The individual uniqueness of living beings--even with individuals having the same genome--denies the popular idea that cloning produces duplicates. One motivation for cloning might be to preserve a loved one that is going to die. But this motivation is misguided because the clone would not really be identical to its progenitor. For example, pet owners might want to preserve their favorite pets by cloning them, but they would discover that the clones were not really replicas of their beloved animal. A company--Genetic Savings and Clone--was set up to sell cloning services to pet owners. They attracted great publicity a few years ago when they announced that they had cloned a cat that they named "Copy Cat." But this turned into a public relations flop when the pictures were widely published around the world. They had cloned a calico cat, and calicos have varying patterns of coloration that depend not just on genes but also on environmental cues in the mother cat's womb. As a result, "Copy Cat" did not look at all like the cat from which she was cloned. The scientists who did this work at Texas A & M University reported: "As with other genetically identical animals with multicolored coats, the cloned kitten's color patterning is not exactly the same as that of the nuclear donor--this is because the pattern of pigmentation in multicolored animals is the result not only of genetic factors but also of developmental factors that are not controlled by genotype." But that suggests that the excitement about cloning as a way of duplicating animals and humans is based on the false idea that identical genes produce identical creatures.
How many times in history have people said, "we will never be able to ......," only later to find out that indeed we can?
As Albert Einstein said, "If at first an idea does not sound absurd, then there is no hope for it."
Yes, genomic interactions are highly complex. When we alter a mouse genome to create an organism with higher intelligence than normal, we also affect the mouse's lifespan. But, given enough tinkering, we would still be changing the nature of the mouse, even if we created undesirable side-effects.

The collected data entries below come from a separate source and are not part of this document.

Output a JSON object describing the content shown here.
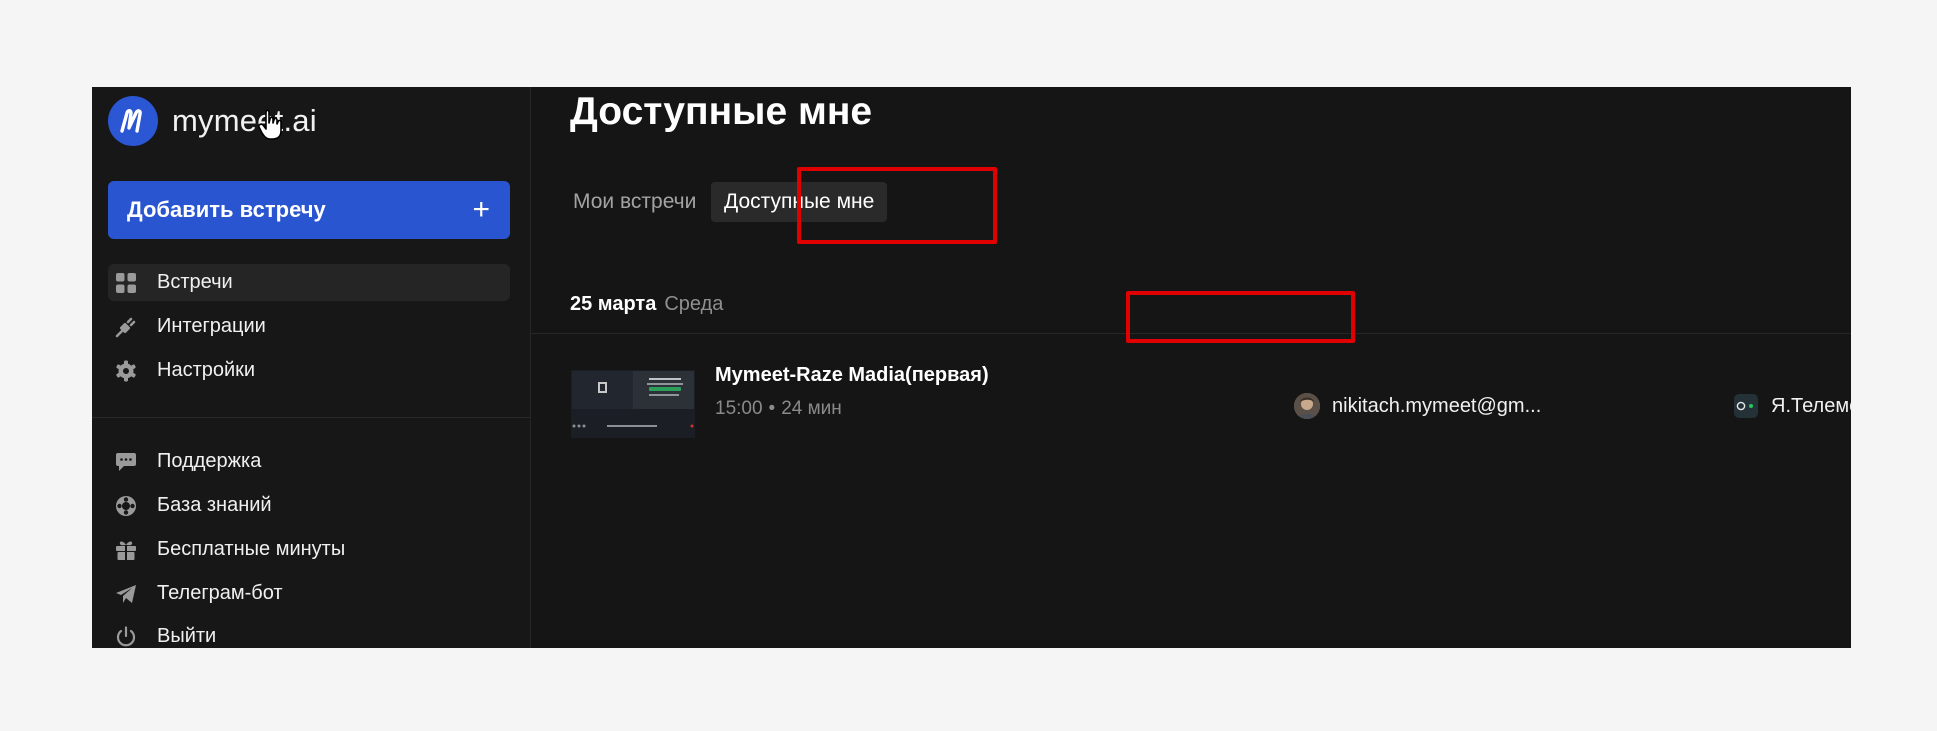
{
  "brand": {
    "name": "mymeet.ai",
    "accent": "#2a55d1",
    "highlight": "#e00000"
  },
  "sidebar": {
    "add_button": {
      "label": "Добавить встречу",
      "icon": "plus-icon"
    },
    "items": [
      {
        "label": "Встречи",
        "icon": "grid-icon",
        "active": true
      },
      {
        "label": "Интеграции",
        "icon": "plug-icon"
      },
      {
        "label": "Настройки",
        "icon": "gear-icon"
      }
    ],
    "secondary_items": [
      {
        "label": "Поддержка",
        "icon": "chat-bubble-icon"
      },
      {
        "label": "База знаний",
        "icon": "lifebuoy-icon"
      },
      {
        "label": "Бесплатные минуты",
        "icon": "gift-icon"
      },
      {
        "label": "Телеграм-бот",
        "icon": "paper-plane-icon"
      },
      {
        "label": "Выйти",
        "icon": "power-icon"
      }
    ]
  },
  "main": {
    "title": "Доступные мне",
    "tabs": [
      {
        "label": "Мои встречи",
        "active": false
      },
      {
        "label": "Доступные мне",
        "active": true
      }
    ],
    "date_group": {
      "date": "25 марта",
      "weekday": "Среда"
    },
    "meetings": [
      {
        "title": "Mymeet-Raze Madia(первая)",
        "time": "15:00",
        "separator": "•",
        "duration": "24 мин",
        "owner_email": "nikitach.mymeet@gm...",
        "platform": "Я.Телемост"
      }
    ]
  }
}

We can already use existing technologies, such as in-vitro fertlization, to make deliberate choices about the kinds of babies we have. For example, parents can choose the sex of their baby by having doctors only implant embryos of that sex in-vitro. Doesn't this biotechnology already potentially alter the way humans interact in a fundamental way? Doesn't this biotechnology potentially affect society enough that any natural right theory should be able to address it?
I think your speculation that we'll never develop genetic alterations enough to change human beings permanently is just as speculative as the notion that we will.
If a natural right theory is going to apply to universal human nature, then it needs to be broad enough to address a potential future human technology. Denying the possiblity of such a technology is a cop-out.